La France renonce au gaz de schiste : une bonne nouvelle pour la Russie ?

AFP / East News
Le gouvernement français a proposé d’interdire l’importation de gaz de schiste. Selon des experts, si cette décision devait être adoptée, elle favoriserait les compagnies russes.

Les autorités françaises étudient la possibilité d’interdire l’importation de gaz de schiste des Etats-Unis, a déclaré Ségolène Royal, ministre de l’Economie et de l’Energie, citée par l’agence Reuters. D’après la ministre, la question porte sur le gaz naturel liquéfié en provenance des Etats-Unis.

En effet, depuis le 1er juillet 2011, la France a interdit l’exploitation de gaz par fracturation, et il est question d’étendre cette interdiction aux importations.

Deux compagnies françaises, EDF et Engie, ont conclu des contrats d’importation de gaz américain. Les premières livraisons de gaz naturel liquéfié doivent arriver au port de Dunkerque à l’été 2016. Environ 40% de ces importations sont constituées de gaz de schiste. « Ces compagnies [françaises] devront se réorienter vers d’autres marché de façon à n’importer que du gaz produit de façon traditionnelle », a déclaré Mme Royal.

Selon certains experts, une telle décision de la France pourrait renforcer les positions des compagnies russes.

Bénéfices pour Novatek

Cette potentielle interdiction des importations de gaz américain renforcerait la position d’une autre compagnie française, Total, et de son partenaire russe, Novatek, principal producteur de gaz du pays.

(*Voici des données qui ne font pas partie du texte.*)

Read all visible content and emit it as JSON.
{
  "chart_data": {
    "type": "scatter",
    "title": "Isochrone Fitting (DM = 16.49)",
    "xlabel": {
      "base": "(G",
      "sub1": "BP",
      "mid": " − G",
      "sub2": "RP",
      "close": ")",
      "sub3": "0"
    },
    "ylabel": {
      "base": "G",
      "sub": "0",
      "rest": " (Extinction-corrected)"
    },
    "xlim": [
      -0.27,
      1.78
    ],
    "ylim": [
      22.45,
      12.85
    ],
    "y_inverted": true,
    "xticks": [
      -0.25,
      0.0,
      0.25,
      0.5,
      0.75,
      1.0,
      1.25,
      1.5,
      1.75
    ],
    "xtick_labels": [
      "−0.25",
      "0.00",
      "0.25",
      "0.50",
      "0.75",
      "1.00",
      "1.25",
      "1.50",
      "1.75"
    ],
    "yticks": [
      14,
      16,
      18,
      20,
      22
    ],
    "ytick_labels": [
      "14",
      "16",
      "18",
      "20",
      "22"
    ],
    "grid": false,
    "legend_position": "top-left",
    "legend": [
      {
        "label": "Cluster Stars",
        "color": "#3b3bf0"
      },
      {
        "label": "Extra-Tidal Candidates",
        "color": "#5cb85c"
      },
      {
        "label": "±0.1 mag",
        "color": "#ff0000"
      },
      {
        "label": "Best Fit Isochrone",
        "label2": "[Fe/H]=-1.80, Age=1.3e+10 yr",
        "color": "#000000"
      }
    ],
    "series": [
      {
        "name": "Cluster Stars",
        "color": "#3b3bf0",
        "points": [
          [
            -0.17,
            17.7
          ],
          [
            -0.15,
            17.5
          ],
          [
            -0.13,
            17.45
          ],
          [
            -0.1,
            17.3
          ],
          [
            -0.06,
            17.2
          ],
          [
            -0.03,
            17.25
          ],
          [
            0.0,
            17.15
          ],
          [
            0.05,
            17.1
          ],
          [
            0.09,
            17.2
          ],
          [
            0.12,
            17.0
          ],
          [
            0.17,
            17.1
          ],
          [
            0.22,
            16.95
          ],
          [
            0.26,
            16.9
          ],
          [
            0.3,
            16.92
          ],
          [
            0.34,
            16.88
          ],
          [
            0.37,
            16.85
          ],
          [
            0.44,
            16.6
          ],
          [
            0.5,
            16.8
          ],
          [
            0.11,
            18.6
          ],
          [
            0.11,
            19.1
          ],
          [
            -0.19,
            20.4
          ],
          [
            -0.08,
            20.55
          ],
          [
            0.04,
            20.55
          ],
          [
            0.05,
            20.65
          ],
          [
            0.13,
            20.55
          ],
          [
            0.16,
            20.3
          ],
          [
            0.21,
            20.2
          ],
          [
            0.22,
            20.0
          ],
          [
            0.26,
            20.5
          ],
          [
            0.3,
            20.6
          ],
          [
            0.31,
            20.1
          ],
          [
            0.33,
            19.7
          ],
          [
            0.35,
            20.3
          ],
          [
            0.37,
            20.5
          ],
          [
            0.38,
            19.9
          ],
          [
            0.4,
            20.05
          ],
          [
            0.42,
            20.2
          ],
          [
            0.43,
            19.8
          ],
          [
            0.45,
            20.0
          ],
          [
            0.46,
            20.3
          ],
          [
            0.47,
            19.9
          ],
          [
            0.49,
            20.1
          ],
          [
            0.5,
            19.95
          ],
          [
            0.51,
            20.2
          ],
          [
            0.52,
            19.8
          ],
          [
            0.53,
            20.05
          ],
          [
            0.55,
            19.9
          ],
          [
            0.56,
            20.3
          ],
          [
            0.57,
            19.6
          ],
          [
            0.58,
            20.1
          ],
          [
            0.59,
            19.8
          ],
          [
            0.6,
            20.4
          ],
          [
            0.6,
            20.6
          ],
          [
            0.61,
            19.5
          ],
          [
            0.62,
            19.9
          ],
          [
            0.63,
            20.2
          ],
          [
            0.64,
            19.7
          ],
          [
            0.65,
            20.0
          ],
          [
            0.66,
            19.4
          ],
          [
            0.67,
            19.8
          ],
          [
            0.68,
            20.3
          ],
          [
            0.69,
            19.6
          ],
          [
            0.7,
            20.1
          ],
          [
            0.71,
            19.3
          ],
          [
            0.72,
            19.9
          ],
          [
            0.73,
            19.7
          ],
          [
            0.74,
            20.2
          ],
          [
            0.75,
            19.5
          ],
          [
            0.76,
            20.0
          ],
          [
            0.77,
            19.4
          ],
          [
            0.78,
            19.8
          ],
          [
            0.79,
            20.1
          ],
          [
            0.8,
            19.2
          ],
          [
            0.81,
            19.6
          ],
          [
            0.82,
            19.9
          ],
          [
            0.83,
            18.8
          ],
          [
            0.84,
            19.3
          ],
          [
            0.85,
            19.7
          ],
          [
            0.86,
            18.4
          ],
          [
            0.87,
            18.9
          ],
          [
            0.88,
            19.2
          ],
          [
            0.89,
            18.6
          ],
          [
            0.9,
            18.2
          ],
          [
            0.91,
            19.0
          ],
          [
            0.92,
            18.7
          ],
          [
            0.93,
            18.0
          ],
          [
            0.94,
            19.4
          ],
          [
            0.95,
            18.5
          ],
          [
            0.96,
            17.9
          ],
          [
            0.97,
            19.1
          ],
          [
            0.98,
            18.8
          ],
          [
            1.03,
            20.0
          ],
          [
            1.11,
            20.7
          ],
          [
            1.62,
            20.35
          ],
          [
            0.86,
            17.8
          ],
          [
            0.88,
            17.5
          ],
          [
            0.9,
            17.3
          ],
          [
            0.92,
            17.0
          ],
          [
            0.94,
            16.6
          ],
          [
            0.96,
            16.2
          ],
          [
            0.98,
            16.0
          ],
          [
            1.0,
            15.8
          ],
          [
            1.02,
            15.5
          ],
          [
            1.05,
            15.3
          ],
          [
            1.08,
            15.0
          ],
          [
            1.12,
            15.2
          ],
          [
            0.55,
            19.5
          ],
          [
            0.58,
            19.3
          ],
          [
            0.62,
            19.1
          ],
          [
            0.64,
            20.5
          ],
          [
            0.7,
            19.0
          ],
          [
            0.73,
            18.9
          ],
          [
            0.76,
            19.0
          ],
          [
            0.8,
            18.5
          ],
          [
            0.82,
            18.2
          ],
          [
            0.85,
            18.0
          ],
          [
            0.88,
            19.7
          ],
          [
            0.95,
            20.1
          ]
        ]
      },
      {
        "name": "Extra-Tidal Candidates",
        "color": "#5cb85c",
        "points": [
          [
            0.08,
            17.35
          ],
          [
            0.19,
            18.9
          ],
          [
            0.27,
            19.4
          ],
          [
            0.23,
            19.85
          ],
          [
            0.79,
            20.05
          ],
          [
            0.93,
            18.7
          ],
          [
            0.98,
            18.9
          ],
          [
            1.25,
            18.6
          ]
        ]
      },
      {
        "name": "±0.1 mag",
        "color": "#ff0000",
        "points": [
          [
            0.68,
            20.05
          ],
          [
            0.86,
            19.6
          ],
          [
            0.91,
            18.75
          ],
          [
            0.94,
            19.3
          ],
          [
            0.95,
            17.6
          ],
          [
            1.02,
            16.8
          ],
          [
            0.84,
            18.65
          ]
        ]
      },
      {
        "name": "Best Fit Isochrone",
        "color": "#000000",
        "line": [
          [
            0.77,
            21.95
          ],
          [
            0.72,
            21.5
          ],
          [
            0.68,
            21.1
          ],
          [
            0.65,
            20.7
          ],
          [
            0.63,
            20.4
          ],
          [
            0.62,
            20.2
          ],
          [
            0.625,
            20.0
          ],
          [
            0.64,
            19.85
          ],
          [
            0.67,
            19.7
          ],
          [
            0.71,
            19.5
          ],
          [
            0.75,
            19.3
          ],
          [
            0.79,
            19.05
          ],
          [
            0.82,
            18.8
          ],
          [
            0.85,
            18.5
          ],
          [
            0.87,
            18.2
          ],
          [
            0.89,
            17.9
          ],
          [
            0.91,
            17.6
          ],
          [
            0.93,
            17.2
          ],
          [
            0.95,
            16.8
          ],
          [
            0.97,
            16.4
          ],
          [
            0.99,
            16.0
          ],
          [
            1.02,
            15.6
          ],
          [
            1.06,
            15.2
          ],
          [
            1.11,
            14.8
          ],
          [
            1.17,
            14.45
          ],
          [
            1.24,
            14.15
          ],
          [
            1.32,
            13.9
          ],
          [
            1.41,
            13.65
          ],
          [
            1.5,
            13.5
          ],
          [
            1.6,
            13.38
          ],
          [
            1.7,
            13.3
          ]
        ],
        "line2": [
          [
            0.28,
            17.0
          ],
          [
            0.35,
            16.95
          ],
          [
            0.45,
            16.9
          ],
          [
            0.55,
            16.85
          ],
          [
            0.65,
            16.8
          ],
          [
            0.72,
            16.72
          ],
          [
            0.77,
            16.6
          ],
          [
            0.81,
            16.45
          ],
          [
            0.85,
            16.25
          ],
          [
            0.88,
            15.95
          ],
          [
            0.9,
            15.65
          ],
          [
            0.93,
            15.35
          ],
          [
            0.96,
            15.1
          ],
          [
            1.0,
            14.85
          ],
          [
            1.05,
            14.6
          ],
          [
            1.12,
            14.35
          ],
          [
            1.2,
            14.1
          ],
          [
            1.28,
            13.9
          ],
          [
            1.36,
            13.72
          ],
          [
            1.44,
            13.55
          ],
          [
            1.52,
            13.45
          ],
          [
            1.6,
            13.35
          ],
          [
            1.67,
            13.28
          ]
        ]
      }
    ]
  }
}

La déclaration de la ministre française permettra de renforcer la position de Total contre EDF et Engie, explique Gueorgui Vachtchenko, directeur des opérations sur les marchés financiers russes de la société d’investissement Freedom Finance.

En particulier, la compagnie développe avec Novatek son propre projet de production de gaz naturel liquéfié sans fracturation au nord de la Russie, Yamal SPG, et n’a pas intérêt à voir apparaître des concurrents.

Selon Alexeï Kalachev, analyste expert chez Finam, le géant gazier russe Gazprom maîtrise lui aussi la fracturation hydraulique et l’utilise même pour exploiter le gisement Markovsky en Sibérie. Par conséquent, en cas d’interdiction des importations dans l’Hexagone du gaz obtenu par cette méthode, la Russie pourrait, tout comme les Etats-Unis, perdre par le biais de Gazprom un client important, si le gaz obtenu par fracturation était livré à l’Europe.

Effet sur Gazprom

Le gaz russe couvre environ un quart de la demande française, le pays est le cinquième consommateur de gaz russe en Europe, et les autorités françaises ne s’étaient jusqu’alors jamais intéressés à la méthode de production du gaz russe, explique Alexeï Kalatchev. Par comparaison, les volumes de gaz américain achetés par les compagnies françaises Engie et EDF semblent peu significatifs, affirme Alexeï Kalatchev.

« Le gaz russe livré par pipeline revient moins cher à l’Union européenne que celui acheté aux Etats-Unis », ajoute Ivan Kapitonov, doyen de la Haute école de management des entreprises de l’Académie russe de l'économie nationale. Ainsi, selon lui, le refus des français d’importer du gaz américain pourrait être moins lié à des considérations écologiques ou politiques qu’à des impératifs économiques.

Quoi qu’il en soit, en cas d’interdiction d’importer du gaz de schiste, Gazprom perdra un concurrent important en Europe, ajoute M. Kapitonov.

En avril 2016, la compagnie américaine Cheniere Energy a livré le premier chargement de gaz américain sur le continent européen, au Portugal. De plus, les compagnies américaines sont prêtes à construire des terminaux flottants de réception et de stockage de gaz naturel liquéfié près des côtes grecques et croates. Les consommateurs de ce gaz seraient les pays des Balkans et d’Europe de l’Est, consommateurs traditionnels de gaz russe.

Cependant, les volumes attendus d’importations de gaz américain sont nettement inférieurs aux prévisions concernant le combustible russe. Selon les accords signés avec les compagnies françaises, le volume des importations de gaz américain doit s’élever au moins à 770 000 tonnes, soit environ 1 milliard de mètres cubes par an.

À titre de comparaison, Gazprom a exporté en France 9,7 milliards de mètres cube de gaz en 2015, affirme Boris Gorodilov, directeur du département d’analyses de Conomy.